With no history of trauma or comorbidities, the sudden onset at a young age was a mystery. I followed the protocol to the letter: anti-inflammatories, analgesics, IFT, and intensive physiotherapy. Each offered a temporary window of relief, but the pain always returned. I couldn’t sit, I couldn’t stand, and the “painful days” began to feel like a permanent reality.
The Turning Point: Yoga and the Biochemical Shift
Out of options, I turned to Yoga—the only “alternative” I had any familiarity with. What happened next was, for me, a miracle. Within three months, I was back to my normal self. Within six months, even my follow-up scans had returned to normal.
This experience shattered my rigid perspective. It forced me to realize that while allopathy has its “dead ends,” so does traditional medicine. The truth wasn’t in choosing one over the other, but in Holistic Integration.
Why MD Biochemistry?
This realization is exactly why I chose to pursue MD Biochemistry. I wanted to understand the “language” of the body—biomolecules—at the deepest level to bridge the gap between traditional wisdom and modern science.
My research revealed a crucial nuance: the cases of organ toxicity I saw in med school weren’t necessarily caused by “traditional medicine” itself, but by faulty or impure formulations. In the past, these nuances were guarded within families and passed down through generations to ensure precision. Today, the source and the specific “chemical fingerprints” of these medicines matter more than ever. Even a minor mismatch in a formulation can change a remedy into a toxin.
Management vs. Reversal: The Diabetes Paradigm
My journey continued through a fellowship in Diabetes Mellitus Management. There, the limitation became clear: we were “managing” a disease, keeping it at bay with a mounting list of prescriptions. Reversal was rarely the conversation.

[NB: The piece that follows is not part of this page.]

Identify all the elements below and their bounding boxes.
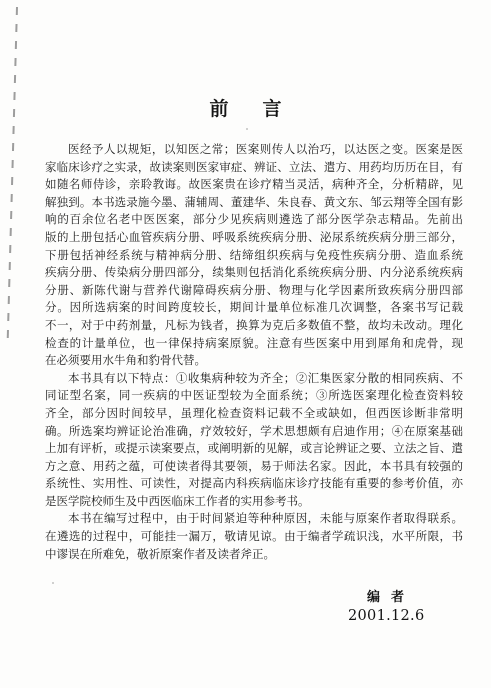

However, in environments where Holistic Health was practiced, I witnessed something different—patients actually emerging from the grip of insulin resistance.
The Ongoing Search
I am still a student of this integrated path. I believe the future of medicine isn’t about choosing a “side”; it’s about using our deep understanding of biochemistry to validate and apply holistic practices safely and effectively.
I’m curious to hear from my colleagues here—have you ever had a clinical experience that forced you to unlearn what you were taught in med school?